On Monday, Adobe Systems became the latest tech giant to sweeten its parental leave policy for its employees. The San Jose-based company is now offering new moms 26 weeks of paid time off through a combination of medical and parental leave. This is up from the nine weeks leave with 100% pay it previously guaranteed.
The policy update provides for 10 weeks of medical leave for surgery, childbirth, or a medical emergency—up from seven weeks—and 16 weeks of paternal leave that’s available to any primary caregiver who becomes a parent through childbirth, surrogacy, adoption, or foster care. Fathers who aren’t the primary caregivers have access to four weeks of paid paternal leave—up from the two weeks they received before.
This move to expend leave policy for new parents comes one week after Netflix announced its own groundbreaking parental leave policy, which gives new moms and dads unlimited time off in the year following the birth or adoption of a child. Microsoft followed this trend by announcing a new 20-week leave offering for new mothers.
The generous leave policies are no doubt a privilege for employees of companies with plenty of resources that are competing over scarce talent. In explaining their new benefits packages, both Netflix and Adobe cited employee retention as a factor. Clearly, the new parents will be benefiting from the strong economy that makes employers think hard about what they can and should do to keep their employees as opposed having them switch to a different employer-competitor.

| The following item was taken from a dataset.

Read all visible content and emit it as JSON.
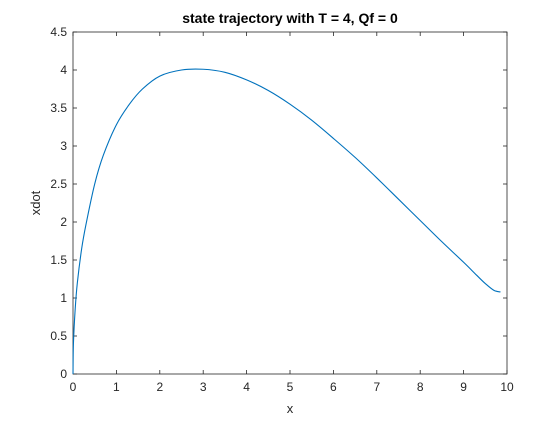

“Our employees are our intellectual property and our future,” Donna Morris, senior vice president of people and places at Adobe, said in a blog post on Monday. “The investment is unquestionably worth it.” “We want employees to have the flexibility and confidence to balance the needs of their growing families without worrying about work or finances,” Tawni Cranz, chief talent officer at Netflix, wrote in a blog post of August 4.
Adobe’s expanded child leave policy comes after the company eliminated its traditional performance review practice, because the process was causing some of its best people to leave. Morris says that Abode’s tweaks to its internal practices are aimed at “trying to be a company that’s progressive with a great employee experience.” It’s about attempting to stand out in a “crowded and competitive environment,” she says.